Обидеться бы на всех, на всё вокруг. Холить обиду, подпитывать с наслаждением: если не дано, так оно надолго.
Перехожу на крик:
– Искушениям не подвержен! По путям безобразий не шастаю! То с крыльями к облакам, то ползком по асфальту…
Слушает внимательно неприступная иглоукалывательница, которая меня тревожит. Но где мое ян, где ее инь, суровое и улыбчивое, манящее и отвергающее?
На цыпочках не устоять, а хочется, очень уж хочется. Не погадать ли на черепашьем панцире о ее намерениях?..
Говорит загадками:
– Не ловят рыбу на дереве.
– Покажи(те) язык, – требует.
Язык? И всё?.. Сердце готов раскрыть и показать, утомленное сердце с перебоями, достойное сожаления.
От иголок ноет ягодица. От непокоя саднит душу.
Всё-то она понимает, прозорливица: где только научилась, у каких целителей? Советует, снимая иголки, хрипотца в голосе, ох, уж эта хрипотца:
– Береги(те)сь своих желаний. Так принято в Поднебесной.
Добавляет на прощание:
– Когда дело завершено, следует устраниться. Так тоже принято.
Встаю – уже без иголок.
Оправляю одежды.
Кое-чего она добилась, недоступная, всколыхнув дремлющие чувства. Не акупунктурой, нет, не акупунктурой.

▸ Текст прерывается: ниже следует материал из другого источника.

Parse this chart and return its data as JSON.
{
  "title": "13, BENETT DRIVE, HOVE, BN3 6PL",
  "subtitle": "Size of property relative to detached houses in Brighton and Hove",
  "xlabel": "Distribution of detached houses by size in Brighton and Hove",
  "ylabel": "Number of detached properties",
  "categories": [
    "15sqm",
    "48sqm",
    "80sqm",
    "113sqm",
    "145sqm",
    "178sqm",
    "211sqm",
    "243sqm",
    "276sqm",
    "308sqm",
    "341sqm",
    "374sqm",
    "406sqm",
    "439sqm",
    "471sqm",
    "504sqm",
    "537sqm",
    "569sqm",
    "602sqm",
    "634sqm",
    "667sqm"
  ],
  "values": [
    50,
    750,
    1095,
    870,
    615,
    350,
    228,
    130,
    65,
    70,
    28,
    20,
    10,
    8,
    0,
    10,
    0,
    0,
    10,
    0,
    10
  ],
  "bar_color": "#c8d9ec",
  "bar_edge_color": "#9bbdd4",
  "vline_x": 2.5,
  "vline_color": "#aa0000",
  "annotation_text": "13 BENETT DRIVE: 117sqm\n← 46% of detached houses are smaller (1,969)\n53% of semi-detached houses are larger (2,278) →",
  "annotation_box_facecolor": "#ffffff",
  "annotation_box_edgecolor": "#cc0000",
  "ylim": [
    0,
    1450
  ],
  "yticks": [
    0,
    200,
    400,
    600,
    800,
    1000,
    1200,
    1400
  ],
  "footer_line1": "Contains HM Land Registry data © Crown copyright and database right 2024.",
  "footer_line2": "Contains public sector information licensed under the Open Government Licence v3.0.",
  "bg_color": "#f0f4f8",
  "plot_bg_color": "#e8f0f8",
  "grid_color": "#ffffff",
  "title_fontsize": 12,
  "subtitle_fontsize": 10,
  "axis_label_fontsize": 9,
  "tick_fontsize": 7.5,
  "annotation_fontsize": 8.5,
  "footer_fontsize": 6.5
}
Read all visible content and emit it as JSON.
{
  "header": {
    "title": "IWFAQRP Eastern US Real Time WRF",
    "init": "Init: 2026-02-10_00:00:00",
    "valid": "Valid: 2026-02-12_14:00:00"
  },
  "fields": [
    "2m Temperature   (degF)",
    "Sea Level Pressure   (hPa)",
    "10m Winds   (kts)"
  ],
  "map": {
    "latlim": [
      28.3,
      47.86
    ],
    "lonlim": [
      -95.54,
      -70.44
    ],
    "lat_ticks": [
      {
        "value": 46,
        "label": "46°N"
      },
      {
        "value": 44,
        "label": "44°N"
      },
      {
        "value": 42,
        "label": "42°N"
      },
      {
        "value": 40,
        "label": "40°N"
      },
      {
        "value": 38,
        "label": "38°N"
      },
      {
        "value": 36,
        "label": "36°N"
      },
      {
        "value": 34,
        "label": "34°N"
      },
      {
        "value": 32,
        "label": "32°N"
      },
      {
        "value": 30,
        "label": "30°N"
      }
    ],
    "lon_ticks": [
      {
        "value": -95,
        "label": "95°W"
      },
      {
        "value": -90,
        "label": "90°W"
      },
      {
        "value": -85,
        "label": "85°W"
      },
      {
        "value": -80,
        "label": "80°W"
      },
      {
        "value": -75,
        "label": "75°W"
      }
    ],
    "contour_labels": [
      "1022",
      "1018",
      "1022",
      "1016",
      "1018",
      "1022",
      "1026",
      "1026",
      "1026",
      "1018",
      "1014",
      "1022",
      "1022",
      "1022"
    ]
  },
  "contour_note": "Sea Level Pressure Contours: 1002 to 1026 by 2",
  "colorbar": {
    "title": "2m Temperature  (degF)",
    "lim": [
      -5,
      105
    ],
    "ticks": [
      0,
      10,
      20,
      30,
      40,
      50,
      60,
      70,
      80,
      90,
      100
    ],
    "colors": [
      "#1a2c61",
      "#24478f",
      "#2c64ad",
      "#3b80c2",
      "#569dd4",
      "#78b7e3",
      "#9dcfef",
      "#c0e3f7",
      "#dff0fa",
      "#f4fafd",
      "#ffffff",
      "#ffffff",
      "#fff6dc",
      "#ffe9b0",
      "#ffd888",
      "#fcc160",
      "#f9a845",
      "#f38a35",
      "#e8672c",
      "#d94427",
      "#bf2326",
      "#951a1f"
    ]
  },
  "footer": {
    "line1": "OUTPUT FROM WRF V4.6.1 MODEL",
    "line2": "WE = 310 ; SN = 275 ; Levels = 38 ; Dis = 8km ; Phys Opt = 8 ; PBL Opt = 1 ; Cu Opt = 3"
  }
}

Говорил рабби в давние века: "Никто не покидает этот мир, осуществив хотя бы половину своих желаний".
Этим утешимся.
А боль из ягодицы ушла. Как не было.
Стою у светофора…
…взглядываю на машину поблизости.
Ребенок на заднем сиденье плющит нос о стекло, корчит рожицы – корчу ему в ответ.

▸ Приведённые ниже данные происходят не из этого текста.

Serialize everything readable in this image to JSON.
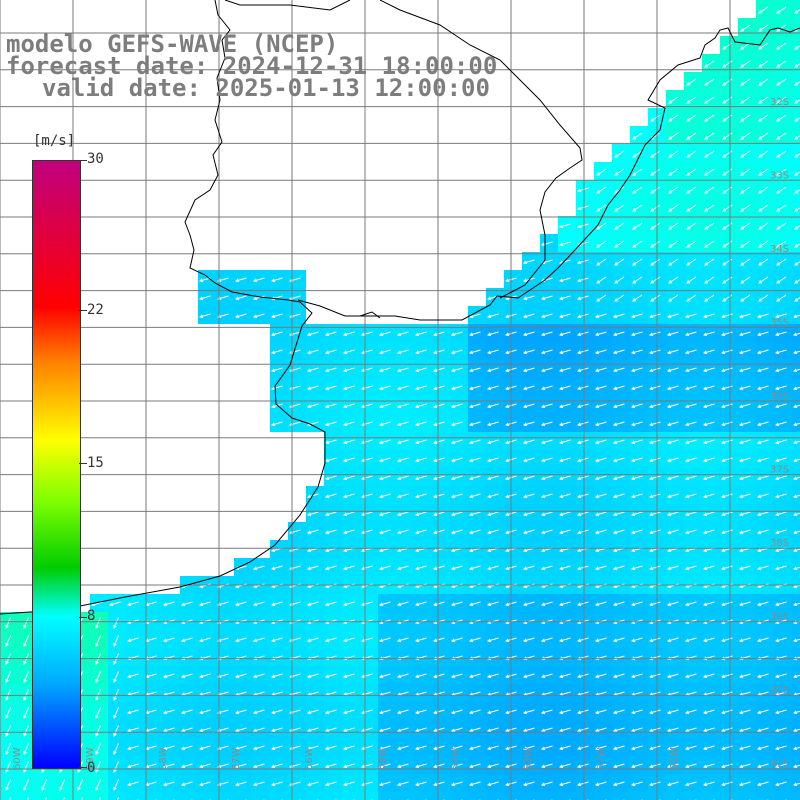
{
  "header": {
    "model": "modelo GEFS-WAVE (NCEP)",
    "forecast": "forecast date: 2024-12-31 18:00:00",
    "valid": "valid date: 2025-01-13 12:00:00"
  },
  "colorbar": {
    "unit": "[m/s]",
    "labels": [
      "30",
      "22",
      "15",
      "8",
      "0"
    ],
    "range": [
      0,
      30
    ],
    "colors": [
      "#0000ff",
      "#00aaff",
      "#00ffff",
      "#00cc00",
      "#7fff00",
      "#ffff00",
      "#ff7f00",
      "#ff0000",
      "#c0007f"
    ]
  },
  "map": {
    "lat_labels": [
      "32S",
      "33S",
      "34S",
      "35S",
      "36S",
      "37S",
      "38S",
      "39S",
      "40S",
      "41S"
    ],
    "lon_labels": [
      "60W",
      "59W",
      "58W",
      "57W",
      "56W",
      "55W",
      "54W",
      "53W",
      "52W",
      "51W"
    ],
    "wind_direction": "from east/northeast toward west/southwest",
    "land_color": "#ffffff",
    "grid_color": "#808080",
    "coast_color": "#000000"
  }
}
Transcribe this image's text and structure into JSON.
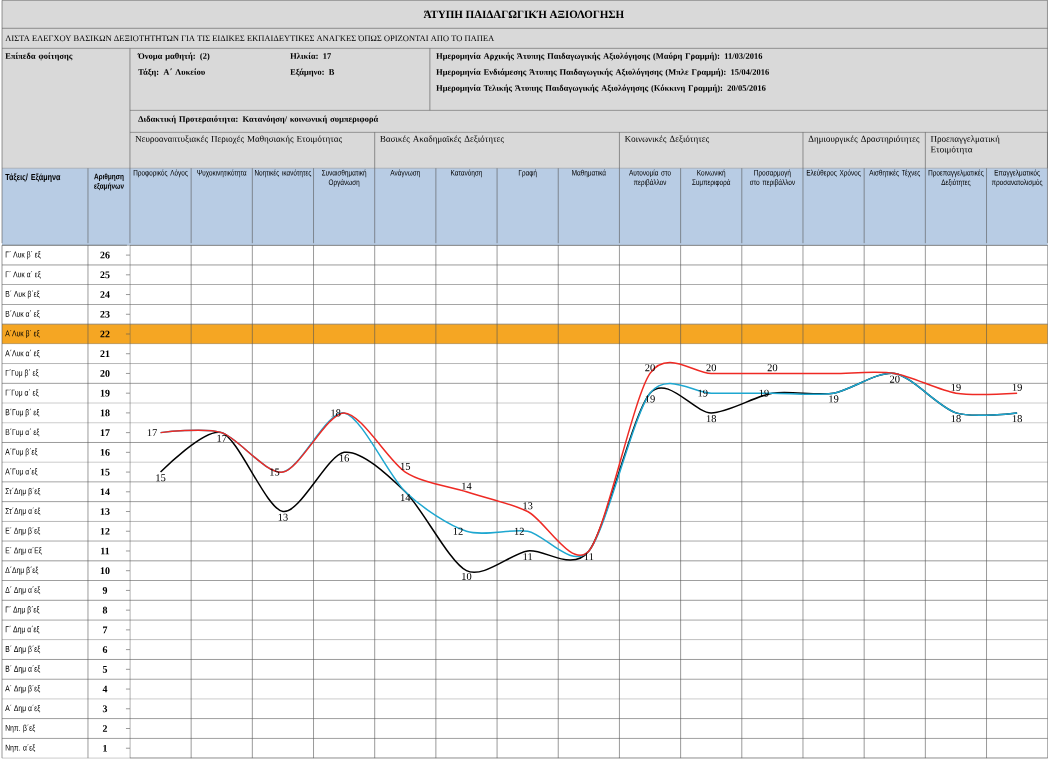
{
  "chart_data": {
    "type": "line",
    "title": "ΆΤΥΠΗ ΠΑΙΔΑΓΩΓΙΚΉ ΑΞΙΟΛΟΓΗΣΗ",
    "subtitle": "ΛΙΣΤΑ ΕΛΕΓΧΟΥ ΒΑΣΙΚΩΝ ΔΕΞΙΟΤΗΤΗΤΩΝ ΓΙΑ ΤΙΣ ΕΙΔΙΚΕΣ ΕΚΠΑΙΔΕΥΤΙΚΕΣ ΑΝΑΓΚΕΣ ΌΠΩΣ ΟΡΙΖΟΝΤΑΙ ΑΠΟ ΤΟ ΠΑΠΕΑ",
    "ylabel": "Αριθμηση εξαμήνων",
    "annotations": [
      "Επίπεδα φοίτησης",
      "Όνομα μαθητή: (2)",
      "Ηλικία: 17",
      "Τάξη: Α΄ Λυκείου",
      "Εξάμηνο: Β",
      "Ημερομηνία Αρχικής Άτυπης Παιδαγωγικής Αξιολόγησης (Μαύρη Γραμμή): 11/03/2016",
      "Ημερομηνία Ενδιάμεσης Άτυπης Παιδαγωγικής Αξιολόγησης (Μπλε Γραμμή): 15/04/2016",
      "Ημερομηνία Τελικής Άτυπης Παιδαγωγικής Αξιολόγησης (Κόκκινη Γραμμή): 20/05/2016",
      "Διδακτική Προτεραιότητα: Κατανόηση/ κοινωνική συμπεριφορά",
      "Νευροαναπτυξιακές Περιοχές Μαθησιακής Ετοιμότητας",
      "Βασικές Ακαδημαϊκές Δεξιότητες",
      "Κοινωνικές Δεξιότητες",
      "Δημιουργικές Δραστηριότητες",
      "Προεπαγγελματική Ετοιμότητα",
      "Τάξεις/ Εξάμηνα"
    ],
    "categories": [
      "Προφορικός Λόγος",
      "Ψυχοκινητικότητα",
      "Νοητικές ικανότητες",
      "Συναισθηματική Οργάνωση",
      "Ανάγνωση",
      "Κατανόηση",
      "Γραφή",
      "Μαθηματικά",
      "Αυτονομία στο περιβάλλον",
      "Κοινωνική Συμπεριφορά",
      "Προσαρμογή στο περιβάλλον",
      "Ελεύθερος Χρόνος",
      "Αισθητικές Τέχνες",
      "Προεπαγγελματικές Δεξιότητες",
      "Επαγγελματικός προσανατολισμός"
    ],
    "series": [
      {
        "color": "#000000",
        "values": [
          15,
          17,
          13,
          16,
          14,
          10,
          11,
          11,
          19,
          18,
          19,
          19,
          20,
          18,
          18
        ],
        "value_labels": [
          "15",
          "17",
          "13",
          "16",
          "14",
          "10",
          "11",
          "11",
          "19",
          "18",
          null,
          "19",
          "20",
          "18",
          "18"
        ]
      },
      {
        "color": "#1ea7d0",
        "values": [
          17,
          17,
          15,
          18,
          14,
          12,
          12,
          11,
          19,
          19,
          19,
          19,
          20,
          18,
          18
        ],
        "value_labels": [
          "17",
          null,
          "15",
          "18",
          null,
          "12",
          "12",
          null,
          null,
          "19",
          "19",
          null,
          null,
          null,
          null
        ]
      },
      {
        "color": "#ee2a24",
        "values": [
          17,
          17,
          15,
          18,
          15,
          14,
          13,
          11,
          20,
          20,
          20,
          20,
          20,
          19,
          19
        ],
        "value_labels": [
          null,
          null,
          null,
          null,
          "15",
          "14",
          "13",
          null,
          "20",
          "20",
          "20",
          null,
          null,
          "19",
          "19"
        ]
      }
    ],
    "ylim": [
      0.5,
      26.5
    ],
    "yticks": [
      1,
      2,
      3,
      4,
      5,
      6,
      7,
      8,
      9,
      10,
      11,
      12,
      13,
      14,
      15,
      16,
      17,
      18,
      19,
      20,
      21,
      22,
      23,
      24,
      25,
      26
    ],
    "y2_categories": [
      "Γ΄ Λυκ β΄ εξ",
      "Γ΄ Λυκ α΄ εξ",
      "Β΄ Λυκ β΄εξ",
      "Β΄Λυκ α΄ εξ",
      "Α΄Λυκ β΄ εξ",
      "Α΄Λυκ α΄ εξ",
      "Γ΄Γυμ β΄ εξ",
      "Γ΄Γυμ α΄ εξ",
      "Β΄Γυμ β΄ εξ",
      "Β΄Γυμ α΄ εξ",
      "Α΄Γυμ β΄εξ",
      "Α΄Γυμ α΄εξ",
      "Στ΄Δημ β΄εξ",
      "Στ΄Δημ α΄εξ",
      "Ε΄ Δημ β΄εξ",
      "Ε΄ Δημ α΄Εξ",
      "Δ΄Δημ β΄εξ",
      "Δ΄ Δημ α΄εξ",
      "Γ΄ Δημ β΄εξ",
      "Γ΄ Δημ α΄εξ",
      "Β΄ Δημ β΄εξ",
      "Β΄ Δημ α΄εξ",
      "Α΄ Δημ β΄εξ",
      "Α΄ Δημ α΄εξ",
      "Νηπ. β΄εξ",
      "Νηπ. α΄εξ"
    ],
    "bands": [
      {
        "axis": "y",
        "from": 21.5,
        "to": 22.5,
        "color": "#f5a623"
      }
    ],
    "grid": true
  }
}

Радуемся безмерно, довольные друг другом, разлетаемся по путям своим, а ребенок оглядывается, всё оглядывается,
По пятницам и в праздничные дни я раздавал детворе конфеты, по паре карамелек на каждого.
Не успевал дверь открывать.
Не дождавшись назначенного дня, они молча вставали перед дверью, взглядывали просительно, – как не оделить карамельками?
Выросли те дети, обзавелись собственными, которых не привлекают чужие лакомства, – кормлю теперь птиц…
Будит меня предрассветный птичий пересвист.
Акация за окном вскипает от шевелений.
Дружная перекличка после ночных опасений:
– Как прожили эту ночь?..
– Как выжили?..
Сижу по утрам на балконе – памятником самому себе, пью кофе, жую бутерброды, разглядываю окрестности, которые обступают.
Голубка – кустодиевской купчихой – прохаживается вперевалку по балкону, по-хозяйски подбирает крошку за крошкой. Тельце тучное, откормленное, головка мелкая, – где только мозги размещаются?
Вороны, грузные на подлете, плюхаются на черепицы над моей головой, колготятся на крыше, перекаркивая друг друга, как неуступчиво торгуются, не поделив награбленное. Жизнь стала лучше, ворон стало больше из-за повышенной сытости и недоеденной пищи по окрестностям, – что им мои подачки?
Зеленые попугайчики, видом нездешние – откуда такие взялись? – крикливо просвистывают мимо, хвосты распушают на крутых виражах, притормаживая, словно опускаются закрылки у самолета, – кормом моим не интересуются.
Бульбули, легкие на крыло, на лету подхватывая угощение, – увертливой стайкой огольцов, готовых на дружные пакости, как из глубин подворотни несытого послевоенного детства, разве что не цыкают слюной, не подпугивают запоздалого прохожего.
Мой балкон – их стол.
Птицы – они не брезгливые.
Вот и воробей-паникер, тощий, вертлявый, неказистый, в линялом, будто застиранном, оперении. Кидаю ему крошки хлеба, кидаю крошки сыра: царская еда для заморыша, а он извертелся на перилах, даже попискивает от переживаний. Ему бы руки – схватиться в отчаянии за голову: "Вэй из мир!"; вот же она, еда, на расстоянии клюва, но боязно, всё-то ему боязно, пуганому от рождения.
– Глупый! – взываю молча. – Удача тебе привалила. Сытость на весь день.
Не верит. Не доверяет. Даже обидно.
Улетает, не позавтракав, оставляет в недоумении: неужто и меня следует остерегаться?..
По понедельникам хожу в магазин, закупаю продукты на неделю.
По вторникам приходит Аня, готовит еду из этих продуктов. Тоже на всю неделю.
Аня – полководец перед сражением.
Оглядывает поле битвы, прикидывает очередность изготовления пищи, зажигает газ во всех конфорках и не присаживается передохнуть, пока всё не завершит.